The bill adopted decisively by 344 to 81 votes includes provisions for tightening restrictions on US assistance to Pakistan.
Late on Thursday, another congressional panel approved by voice vote the State and Foreign Operations bill that also suggests increased restrictions on US civil and military assistance to Pakistan. The foreign affairs bill now goes to the full House for voting.
The defence bill authorises $696bn in defence spending for the 2018 fiscal year, including nearly $30bn more for core Pentagon operations than President Donald Trump requested.
All but eight Republicans and 117 Democrats voted for the bill, which surpasses the $549bn cap on defence spending set under the 2011 Budget Control Act by about $72bn.
The other legislation, however, would reduce funding for the State Department and foreign operations by $10bn, down from about $57.4bn in fiscal 2017. Still, the cuts are not as deep as those in the Trump administration’s budget proposal, which included roughly $37bn for the state.
In total, the bill provides $47.4bn in both regular discretionary and Overseas Contingency Operations (OCO) funding. This total is $10bn below the fiscal year 2017 enacted level, when counting additional funds provided in the Security Assistance Appropriations Act of 2017.
Within this amount, OCO funding totals $12bn, which supports operations and assistance in areas of conflict, such as Iraq, Afghanistan and Pakistan.
The text of the bill, released earlier this week, includes provisions to make the civil and military aid to Pakistan conditional to Islamabad stopping its alleged support to the Haqqani network and other militant groups in the South Asian regions.
Although the text focuses on the groups that fight US and official Afghan forces in Afghanistan, some groups named in the text also operate in the Indian occupied Kashmir.
In recent days, senior US officials and lawmakers have both sent clear messages to Pakistan, urging it to help the United States and the Afghan government defeat the Taliban militants. They also said that the failure to do so would force the United States to reconsider its relationship with Pakistan.
US officials and lawmakers, however, have left open the option to hold peace talks with the Taliban.
In April, US Secretary of State Rex W. Tillerson told America’s Nato allies in Brussels that an eventual settlement between the Afghan government and the Taliban is the ultimate goal of the Trump administration.

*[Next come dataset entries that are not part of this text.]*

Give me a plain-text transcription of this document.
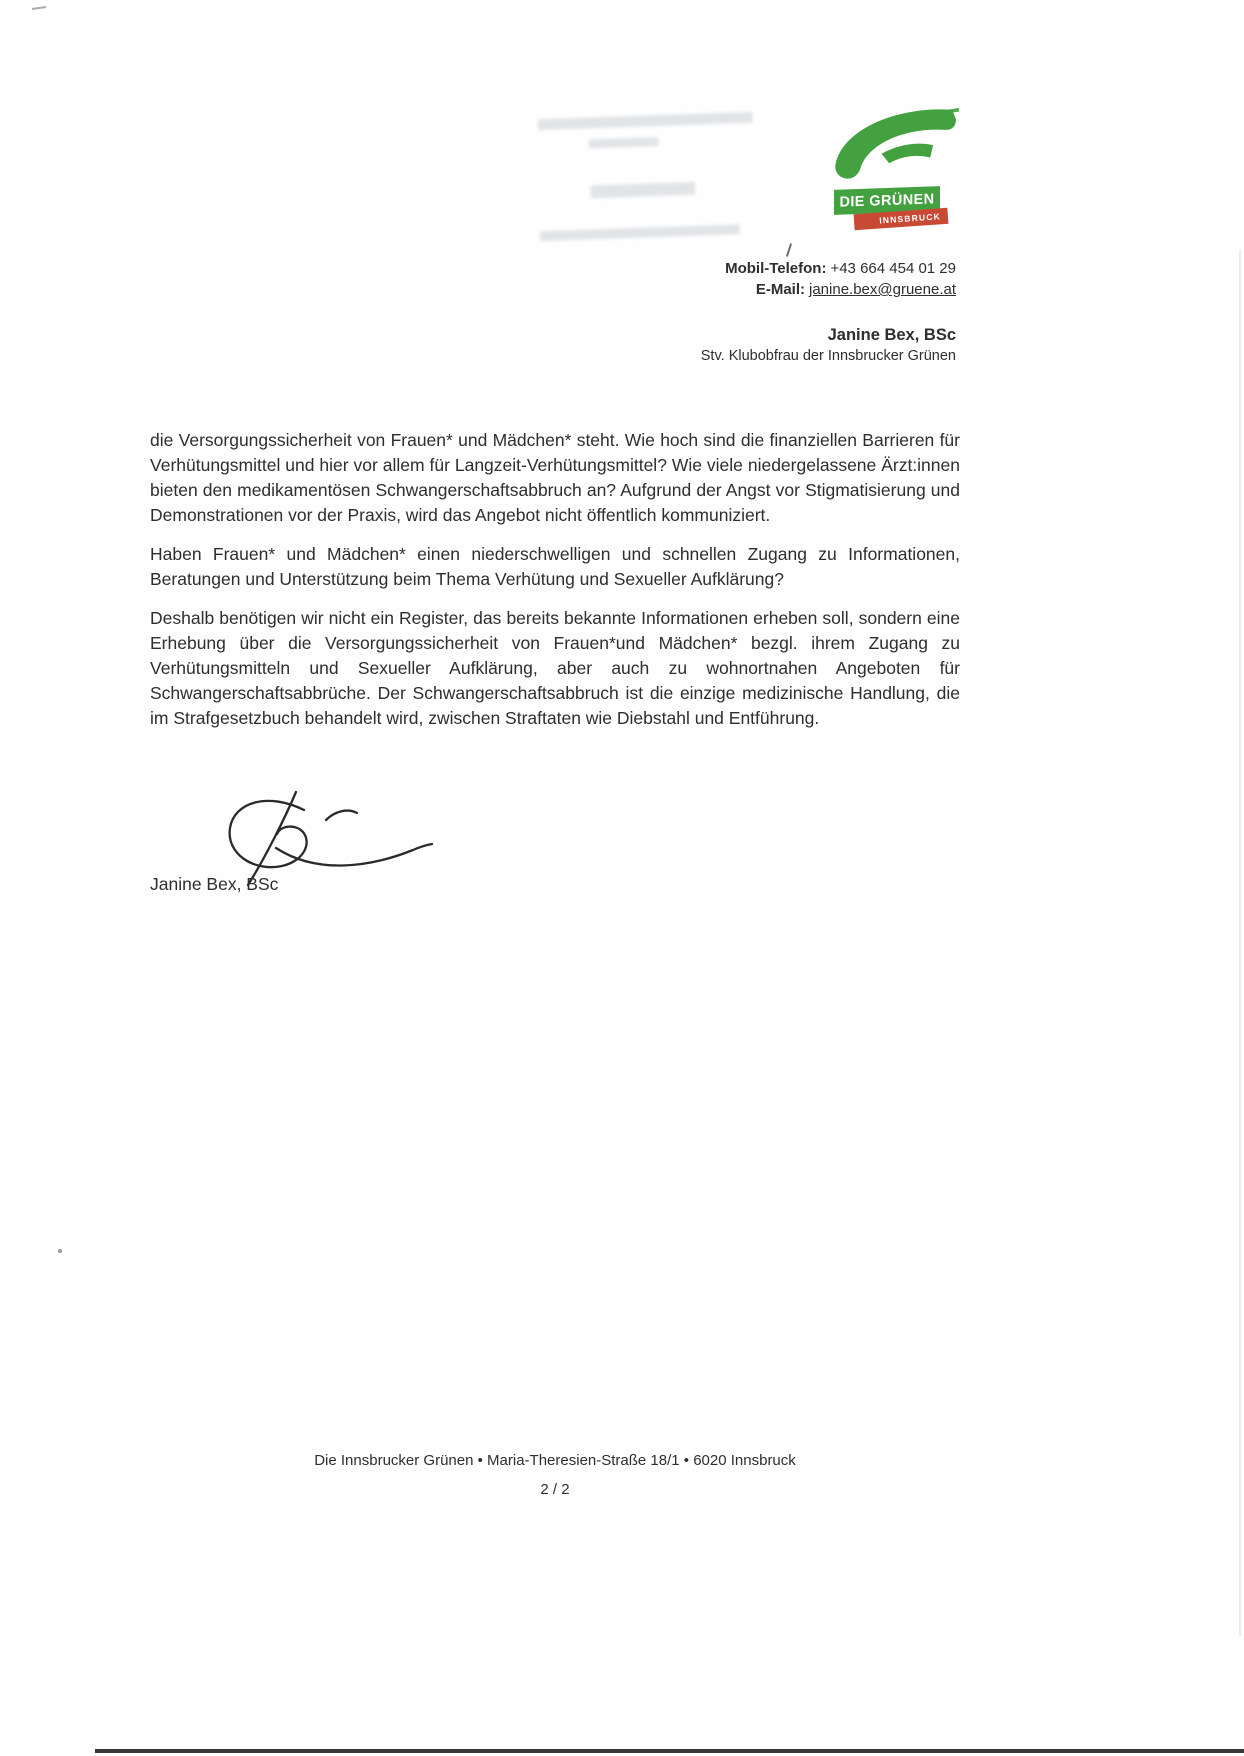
DIE GRÜNEN
INNSBRUCK
Mobil-Telefon: +43 664 454 01 29
E-Mail: janine.bex@gruene.at
Janine Bex, BSc
Stv. Klubobfrau der Innsbrucker Grünen

die Versorgungssicherheit von Frauen* und Mädchen* steht. Wie hoch sind die finanziellen Barrieren für Verhütungsmittel und hier vor allem für Langzeit-Verhütungsmittel? Wie viele niedergelassene Ärzt:innen bieten den medikamentösen Schwangerschaftsabbruch an? Aufgrund der Angst vor Stigmatisierung und Demonstrationen vor der Praxis, wird das Angebot nicht öffentlich kommuniziert.

Haben Frauen* und Mädchen* einen niederschwelligen und schnellen Zugang zu Informationen, Beratungen und Unterstützung beim Thema Verhütung und Sexueller Aufklärung?

Deshalb benötigen wir nicht ein Register, das bereits bekannte Informationen erheben soll, sondern eine Erhebung über die Versorgungssicherheit von Frauen*und Mädchen* bezgl. ihrem Zugang zu Verhütungsmitteln und Sexueller Aufklärung, aber auch zu wohnortnahen Angeboten für Schwangerschaftsabbrüche. Der Schwangerschaftsabbruch ist die einzige medizinische Handlung, die im Strafgesetzbuch behandelt wird, zwischen Straftaten wie Diebstahl und Entführung.

Janine Bex, BSc
Die Innsbrucker Grünen • Maria-Theresien-Straße 18/1 • 6020 Innsbruck
2 / 2
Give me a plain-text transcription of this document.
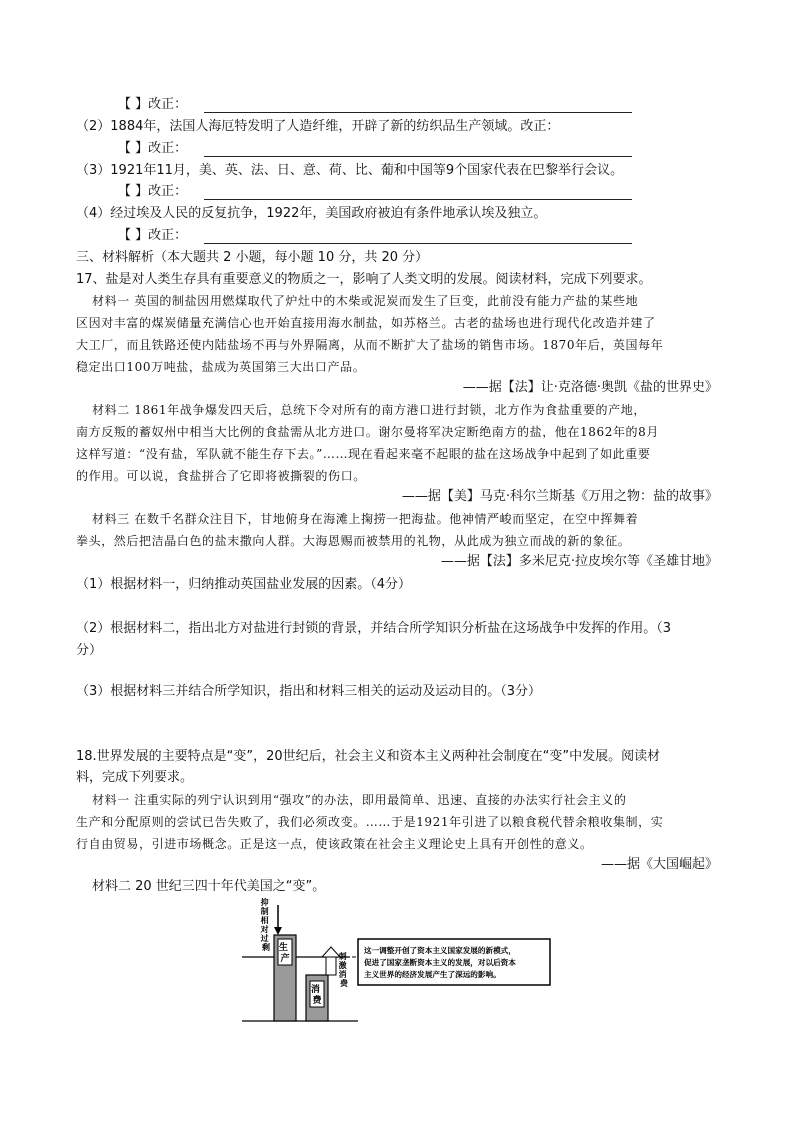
【 】改正：
（2）1884年，法国人海厄特发明了人造纤维，开辟了新的纺织品生产领域。改正：
【 】改正：
（3）1921年11月，美、英、法、日、意、荷、比、葡和中国等9个国家代表在巴黎举行会议。
【 】改正：
（4）经过埃及人民的反复抗争，1922年，美国政府被迫有条件地承认埃及独立。
【 】改正：
三、材料解析（本大题共 2 小题，每小题 10 分，共 20 分）
17、盐是对人类生存具有重要意义的物质之一，影响了人类文明的发展。阅读材料，完成下列要求。
材料一 英国的制盐因用燃煤取代了炉灶中的木柴或泥炭而发生了巨变，此前没有能力产盐的某些地
区因对丰富的煤炭储量充满信心也开始直接用海水制盐，如苏格兰。古老的盐场也进行现代化改造并建了
大工厂，而且铁路还使内陆盐场不再与外界隔离，从而不断扩大了盐场的销售市场。1870年后，英国每年
稳定出口100万吨盐，盐成为英国第三大出口产品。
——据【法】让·克洛德·奥凯《盐的世界史》
材料二 1861年战争爆发四天后，总统下令对所有的南方港口进行封锁，北方作为食盐重要的产地，
南方反叛的蓄奴州中相当大比例的食盐需从北方进口。谢尔曼将军决定断绝南方的盐，他在1862年的8月
这样写道：“没有盐，军队就不能生存下去。”……现在看起来毫不起眼的盐在这场战争中起到了如此重要
的作用。可以说，食盐拼合了它即将被撕裂的伤口。
——据【美】马克·科尔兰斯基《万用之物：盐的故事》
材料三 在数千名群众注目下，甘地俯身在海滩上掬捞一把海盐。他神情严峻而坚定，在空中挥舞着
拳头，然后把洁晶白色的盐末撒向人群。大海恩赐而被禁用的礼物，从此成为独立而战的新的象征。
——据【法】多米尼克·拉皮埃尔等《圣雄甘地》
（1）根据材料一，归纳推动英国盐业发展的因素。（4分）
（2）根据材料二，指出北方对盐进行封锁的背景，并结合所学知识分析盐在这场战争中发挥的作用。（3
分）
（3）根据材料三并结合所学知识，指出和材料三相关的运动及运动目的。（3分）
18.世界发展的主要特点是“变”，20世纪后，社会主义和资本主义两种社会制度在“变”中发展。阅读材
料，完成下列要求。
材料一 注重实际的列宁认识到用“强攻”的办法，即用最简单、迅速、直接的办法实行社会主义的
生产和分配原则的尝试已告失败了，我们必须改变。……于是1921年引进了以粮食税代替余粮收集制，实
行自由贸易，引进市场概念。正是这一点，使该政策在社会主义理论史上具有开创性的意义。
——据《大国崛起》
材料二 20 世纪三四十年代美国之“变”。
生 产
抑 制 相 对 过 剩
消 费
刺 激 消 费
这一调整开创了资本主义国家发展的新模式，
促进了国家垄断资本主义的发展，对以后资本
主义世界的经济发展产生了深远的影响。
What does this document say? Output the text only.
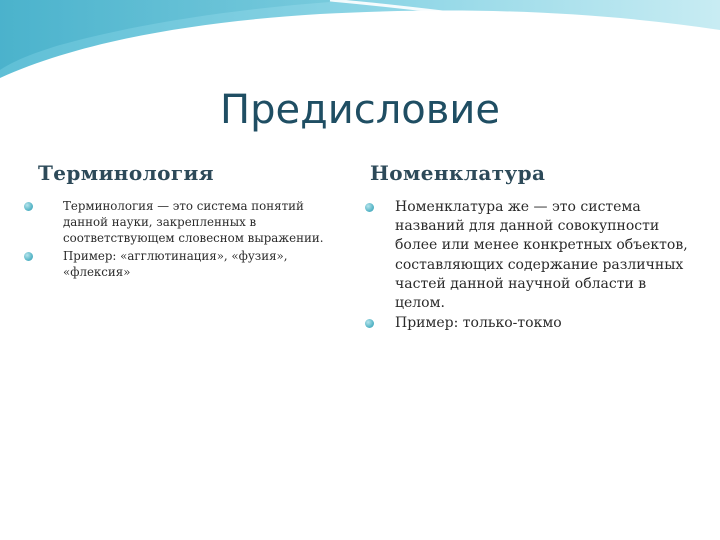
Предисловие
Терминология	Номенклатура
Терминология — это система понятий данной науки, закрепленных в соответствующем словесном выражении.
Пример: «агглютинация», «фузия», «флексия»
Номенклатура же — это система названий для данной совокупности более или менее конкретных объектов, составляющих содержание различных частей данной научной области в целом.
Пример: только-токмо
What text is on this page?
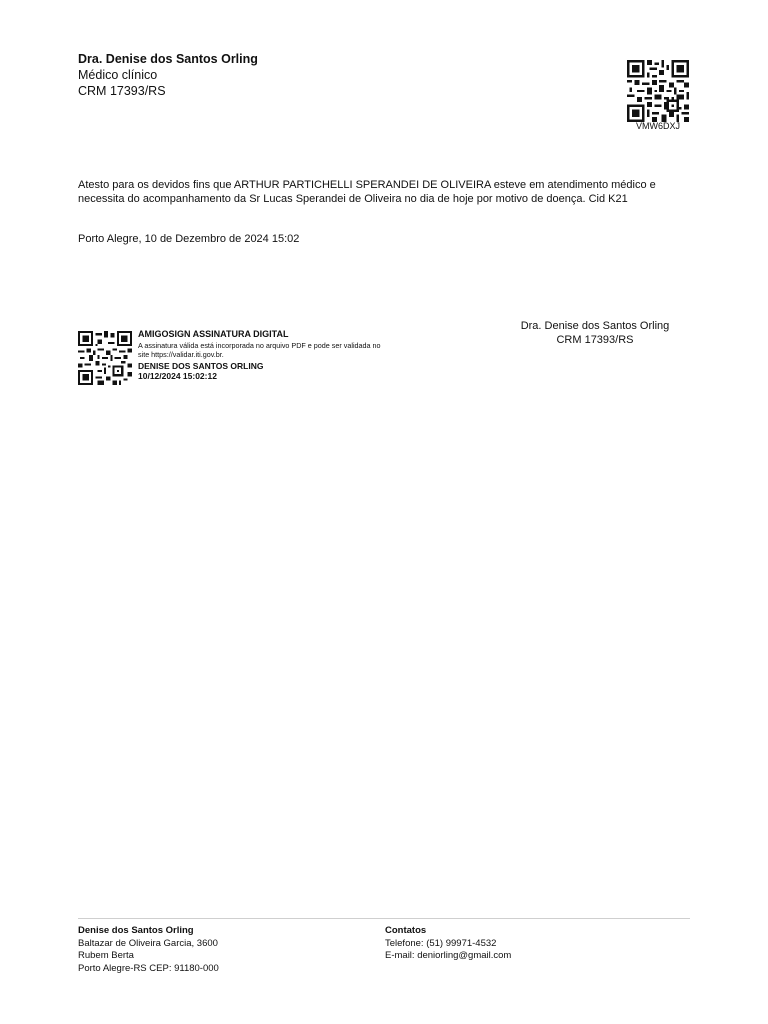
Dra. Denise dos Santos Orling
Médico clínico
CRM 17393/RS
VMW6DXJ
Atesto para os devidos fins que ARTHUR PARTICHELLI SPERANDEI DE OLIVEIRA esteve em atendimento médico e necessita do acompanhamento da Sr Lucas Sperandei de Oliveira no dia de hoje por motivo de doença. Cid K21
Porto Alegre, 10 de Dezembro de 2024 15:02
Dra. Denise dos Santos Orling
CRM 17393/RS
AMIGOSIGN ASSINATURA DIGITAL
A assinatura válida está incorporada no arquivo PDF e pode ser validada no site https://validar.iti.gov.br.
DENISE DOS SANTOS ORLING
10/12/2024 15:02:12
Denise dos Santos Orling
Baltazar de Oliveira Garcia, 3600
Rubem Berta
Porto Alegre-RS CEP: 91180-000
Contatos
Telefone: (51) 99971-4532
E-mail: deniorling@gmail.com
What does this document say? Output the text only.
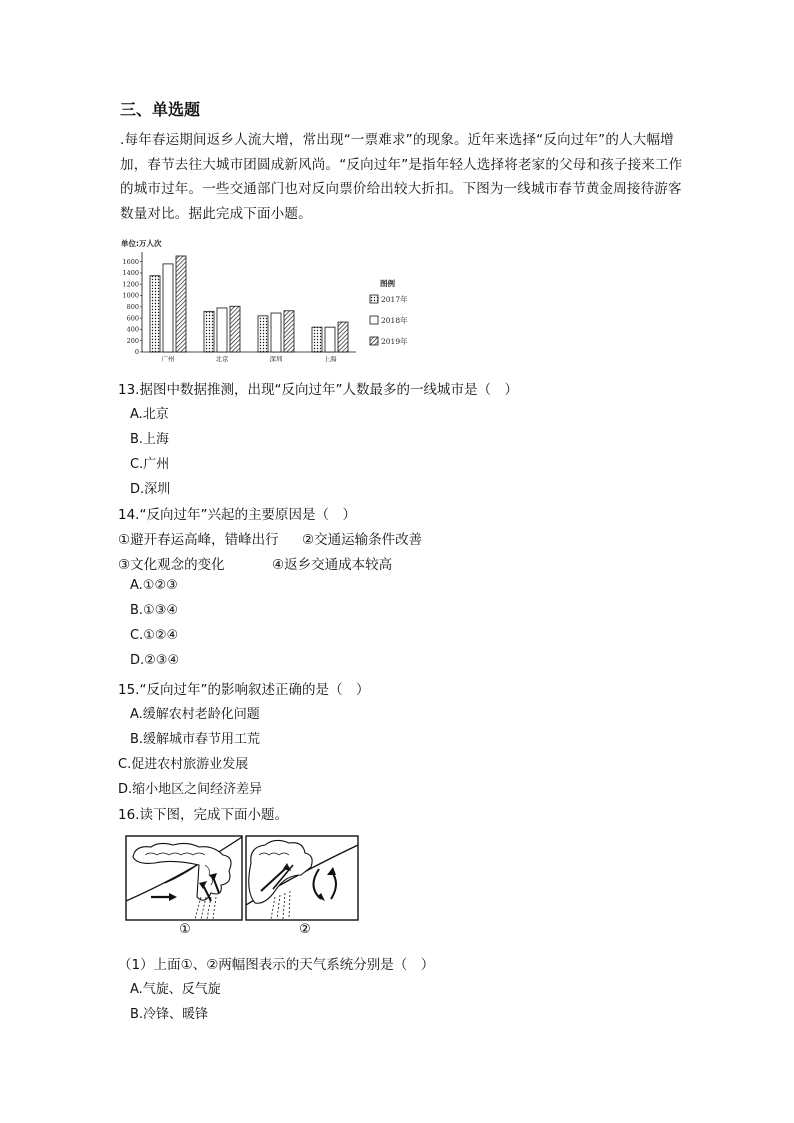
三、单选题
.每年春运期间返乡人流大增，常出现“一票难求”的现象。近年来选择“反向过年”的人大幅增加，春节去往大城市团圆成新风尚。“反向过年”是指年轻人选择将老家的父母和孩子接来工作的城市过年。一些交通部门也对反向票价给出较大折扣。下图为一线城市春节黄金周接待游客数量对比。据此完成下面小题。
单位:万人次
0
200
400
600
800
1000
1200
1400
1600
广州	北京	深圳	上海
图例
2017年
2018年
2019年
13.据图中数据推测，出现“反向过年”人数最多的一线城市是（　）
A.北京
B.上海
C.广州
D.深圳
14.“反向过年”兴起的主要原因是（　）
①避开春运高峰，错峰出行 ②交通运输条件改善
③文化观念的变化	④返乡交通成本较高
A.①②③
B.①③④
C.①②④
D.②③④
15.“反向过年”的影响叙述正确的是（　）
A.缓解农村老龄化问题
B.缓解城市春节用工荒
C.促进农村旅游业发展
D.缩小地区之间经济差异
16.读下图，完成下面小题。
①	②
（1）上面①、②两幅图表示的天气系统分别是（　）
A.气旋、反气旋
B.冷锋、暖锋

“The ongoing commitment of Nato allies and partners to peace in Afghanistan, including to an eventual settlement between the Afghan government and the Taliban, protects this alliance’s interests, and, when successful, ensures that Afghanistan never again becomes a safe haven for terrorists,” he said.
Although in power since Jan 20, the Trump administration is still finalising a policy for the Pak-Afghan region and recent leaks to the media indicate that while the new strategy would suggest both “qualitative and numerical” increase in US military presence in Afghanistan, it will also continue to seek a negotiated settlement to the Afghan conflict.
At a recent news briefing, State Department Spokesperson Heather Nauert avoided categorising the Taliban as a terrorist outfit.
“Our Afghan policy review is still under way. That has not been announced just yet,” said Ms Nauert when asked if the Trump administration is going to brand the Taliban as terrorists.